# Opinions on my hardscape



## Darkblade48 (Jan 4, 2008)

Looks stunning!

Can't wait to see it planted.


----------



## C10H12N2O (Nov 13, 2014)

I dig it, it looks great! What plants are you planning on using?


----------



## HannahFergusonFan (Dec 13, 2016)

vajcher91 said:


> Hey everyone. Im currently scaping a 10 gallon tank and was wondering what everyone's thoughts are on it. Thanks


Its Good but my little suggestion is make the path little thinner near the tunnel.


----------



## Joshism (Nov 26, 2015)

Great choice for rocks. Looks like you're on the right path.


----------



## bereninga (Mar 18, 2006)

Love the rock placement. I actually didn't even notice the sand path until it was pointed out. The sand oath would've made more sense in the left side, which seems to be the focal point.

Great job overall though. The tallest rock has awesome texture, as well as the other rocks. Good job on the rock selection.


----------



## vajcher91 (Jan 2, 2016)

C10H12N2O said:


> I dig it, it looks great! What plants are you planning on using?


 Tbh I was thinking HC, S.Repens as a midground, a small mix of dhg around some rocks, mini pellia on some of the hardscape, and taller hair grass in for the back ground. Something like this.


----------



## vajcher91 (Jan 2, 2016)

bereninga said:


> Love the rock placement. I actually didn't even notice the sand path until it was pointed out. The sand oath would've made more sense in the left side, which seems to be the focal point.
> 
> Great job overall though. The tallest rock has awesome texture, as well as the other rocks. Good job on the rock selection.


I may actually move it to the left. Makes more sense after you said it. Lol. This is why you need a second set of eyes. 

Sent from my SM-N910P using Tapatalk


----------



## RWaters (Nov 12, 2003)

Since you want to move the path anyway. show us a picture with it gone completely.

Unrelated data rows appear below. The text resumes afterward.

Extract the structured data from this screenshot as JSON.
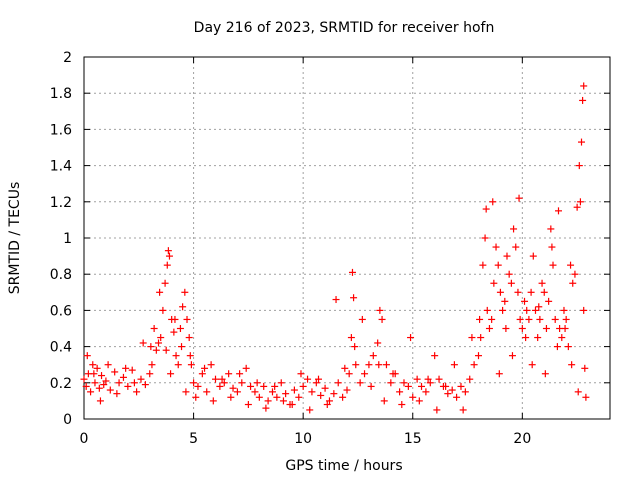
{
  "chart_data": {
    "type": "scatter",
    "title": "Day 216 of 2023, SRMTID for receiver hofn",
    "xlabel": "GPS time / hours",
    "ylabel": "SRMTID / TECUs",
    "xlim": [
      0,
      24
    ],
    "ylim": [
      0,
      2
    ],
    "xticks": [
      0,
      5,
      10,
      15,
      20
    ],
    "yticks": [
      0,
      0.2,
      0.4,
      0.6,
      0.8,
      1,
      1.2,
      1.4,
      1.6,
      1.8,
      2
    ],
    "xtick_labels": [
      "0",
      "5",
      "10",
      "15",
      "20"
    ],
    "ytick_labels": [
      "0",
      "0.2",
      "0.4",
      "0.6",
      "0.8",
      "1",
      "1.2",
      "1.4",
      "1.6",
      "1.8",
      "2"
    ],
    "grid": true,
    "marker": "+",
    "marker_color": "#ff0000",
    "series": [
      {
        "name": "hofn",
        "x": [
          0.0,
          0.1,
          0.2,
          0.3,
          0.4,
          0.5,
          0.6,
          0.7,
          0.8,
          0.9,
          1.0,
          1.2,
          1.4,
          1.6,
          1.8,
          2.0,
          2.2,
          2.4,
          2.6,
          2.8,
          3.0,
          3.1,
          3.2,
          3.3,
          3.4,
          3.5,
          3.6,
          3.7,
          3.8,
          3.85,
          3.9,
          4.0,
          4.1,
          4.2,
          4.3,
          4.4,
          4.5,
          4.6,
          4.7,
          4.8,
          4.9,
          5.0,
          5.2,
          5.4,
          5.6,
          5.8,
          6.0,
          6.2,
          6.4,
          6.6,
          6.8,
          7.0,
          7.2,
          7.4,
          7.6,
          7.8,
          8.0,
          8.2,
          8.4,
          8.6,
          8.8,
          9.0,
          9.2,
          9.4,
          9.6,
          9.8,
          10.0,
          10.2,
          10.4,
          10.6,
          10.8,
          11.0,
          11.2,
          11.4,
          11.6,
          11.8,
          12.0,
          12.1,
          12.2,
          12.25,
          12.3,
          12.4,
          12.6,
          12.8,
          13.0,
          13.2,
          13.4,
          13.5,
          13.6,
          13.8,
          14.0,
          14.2,
          14.4,
          14.6,
          14.8,
          15.0,
          15.2,
          15.4,
          15.6,
          15.8,
          16.0,
          16.2,
          16.4,
          16.6,
          16.8,
          17.0,
          17.2,
          17.4,
          17.6,
          17.8,
          18.0,
          18.1,
          18.2,
          18.3,
          18.4,
          18.5,
          18.6,
          18.7,
          18.8,
          18.9,
          19.0,
          19.1,
          19.2,
          19.3,
          19.4,
          19.5,
          19.6,
          19.7,
          19.8,
          19.9,
          20.0,
          20.1,
          20.2,
          20.3,
          20.4,
          20.5,
          20.6,
          20.7,
          20.8,
          20.9,
          21.0,
          21.1,
          21.2,
          21.3,
          21.4,
          21.5,
          21.6,
          21.7,
          21.8,
          21.9,
          22.0,
          22.1,
          22.2,
          22.3,
          22.4,
          22.5,
          22.6,
          22.65,
          22.7,
          22.75,
          22.8,
          22.85,
          22.9,
          0.15,
          0.45,
          0.75,
          1.1,
          1.5,
          1.9,
          2.3,
          2.7,
          3.05,
          3.45,
          3.75,
          3.95,
          4.15,
          4.45,
          4.65,
          4.85,
          5.1,
          5.5,
          5.9,
          6.3,
          6.7,
          7.1,
          7.5,
          7.9,
          8.3,
          8.7,
          9.1,
          9.5,
          9.9,
          10.3,
          10.7,
          11.1,
          11.5,
          11.9,
          12.35,
          12.7,
          13.1,
          13.45,
          13.7,
          14.1,
          14.5,
          14.9,
          15.3,
          15.7,
          16.1,
          16.5,
          16.9,
          17.3,
          17.7,
          18.05,
          18.35,
          18.65,
          18.95,
          19.25,
          19.55,
          19.85,
          20.15,
          20.45,
          20.75,
          21.05,
          21.35,
          21.65,
          21.95,
          22.25,
          22.55,
          22.8
        ],
        "y": [
          0.22,
          0.18,
          0.25,
          0.15,
          0.3,
          0.2,
          0.28,
          0.17,
          0.24,
          0.19,
          0.21,
          0.16,
          0.26,
          0.2,
          0.23,
          0.18,
          0.27,
          0.15,
          0.22,
          0.19,
          0.25,
          0.3,
          0.5,
          0.38,
          0.42,
          0.45,
          0.6,
          0.75,
          0.85,
          0.93,
          0.9,
          0.55,
          0.48,
          0.35,
          0.3,
          0.5,
          0.62,
          0.7,
          0.55,
          0.45,
          0.3,
          0.2,
          0.18,
          0.25,
          0.15,
          0.3,
          0.22,
          0.18,
          0.2,
          0.25,
          0.17,
          0.15,
          0.2,
          0.28,
          0.18,
          0.15,
          0.12,
          0.18,
          0.1,
          0.15,
          0.12,
          0.2,
          0.14,
          0.08,
          0.16,
          0.12,
          0.18,
          0.22,
          0.15,
          0.2,
          0.13,
          0.17,
          0.1,
          0.14,
          0.2,
          0.12,
          0.16,
          0.25,
          0.45,
          0.81,
          0.67,
          0.3,
          0.2,
          0.25,
          0.3,
          0.35,
          0.42,
          0.6,
          0.55,
          0.3,
          0.2,
          0.25,
          0.15,
          0.2,
          0.18,
          0.12,
          0.22,
          0.18,
          0.15,
          0.2,
          0.35,
          0.22,
          0.18,
          0.14,
          0.16,
          0.12,
          0.18,
          0.15,
          0.22,
          0.3,
          0.35,
          0.45,
          0.85,
          1.0,
          0.6,
          0.5,
          0.55,
          0.75,
          0.95,
          0.85,
          0.7,
          0.6,
          0.65,
          0.9,
          0.8,
          0.75,
          1.05,
          0.95,
          0.7,
          0.55,
          0.5,
          0.65,
          0.6,
          0.55,
          0.7,
          0.9,
          0.6,
          0.45,
          0.55,
          0.75,
          0.7,
          0.5,
          0.65,
          1.05,
          0.85,
          0.55,
          0.4,
          0.5,
          0.45,
          0.6,
          0.55,
          0.4,
          0.85,
          0.75,
          0.8,
          1.17,
          1.4,
          1.2,
          1.53,
          1.76,
          1.84,
          0.28,
          0.12,
          0.35,
          0.25,
          0.1,
          0.3,
          0.14,
          0.28,
          0.2,
          0.42,
          0.4,
          0.7,
          0.38,
          0.25,
          0.55,
          0.4,
          0.15,
          0.35,
          0.12,
          0.28,
          0.1,
          0.22,
          0.12,
          0.25,
          0.08,
          0.2,
          0.06,
          0.18,
          0.1,
          0.08,
          0.25,
          0.05,
          0.22,
          0.08,
          0.66,
          0.28,
          0.4,
          0.55,
          0.18,
          0.3,
          0.1,
          0.25,
          0.08,
          0.45,
          0.1,
          0.22,
          0.05,
          0.18,
          0.3,
          0.05,
          0.45,
          0.55,
          1.16,
          1.2,
          0.25,
          0.5,
          0.35,
          1.22,
          0.45,
          0.3,
          0.62,
          0.25,
          0.95,
          1.15,
          0.5,
          0.3,
          0.15,
          0.6
        ]
      }
    ]
  }
}
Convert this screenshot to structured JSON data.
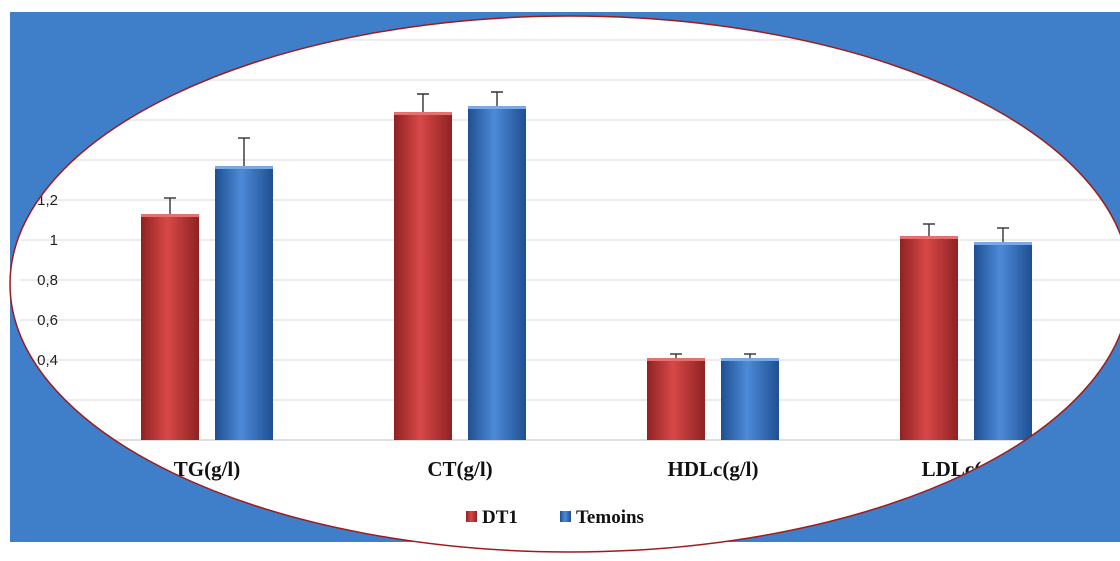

I think that might look best.


----------



## vajcher91 (Jan 2, 2016)

Path is gone


----------



## RWaters (Nov 12, 2003)

I like it!


----------



## Kubla (Jan 5, 2014)

I don't claim to know much about hardscape but that looks great! I think the path would have looked better were it was if it was tapered more like HFfan said, but also curved to the left quite a bit. Looks great without the path though. Can't wait to see it with some plants.

As I was exiting this thread I noticed in the op that it's a 10 gallon. I thought it was quite a bit bigger than that. Great job on the scale.


----------



## Opare (Sep 9, 2015)

I think it looks best without the path, and it looks really good now. Time to plant!


Sent from my iPhone using Tapatalk


----------



## vajcher91 (Jan 2, 2016)

I guess no path sounds like the consensus. Thanks everyone

Sent from my SM-N910P using Tapatalk


----------



## vajcher91 (Jan 2, 2016)

Heres an update to this. Decided to get rid of the path like everyone said and put in egg crates for better structure and depth which I think looks better now. 










Next i decided to add a few more rocks. Idk if i like it but its a toss up. What do you think?


----------



## Opare (Sep 9, 2015)

I think I may have prefered it with smaller rocks, but up to you in the end.
One thing is that the slight tilt to the right is gone on the main stone, which I think made it look a lot more natural. May have just been the camera angle but having it slightly tilted looks better IMO.
Still a great scape regardless, and would look really good in it's current incarnation.


Sent from my iPhone using Tapatalk


----------



## bereninga (Mar 18, 2006)

I also preferred that tilt on the main rock. I think the added rocks detract from the main one.


----------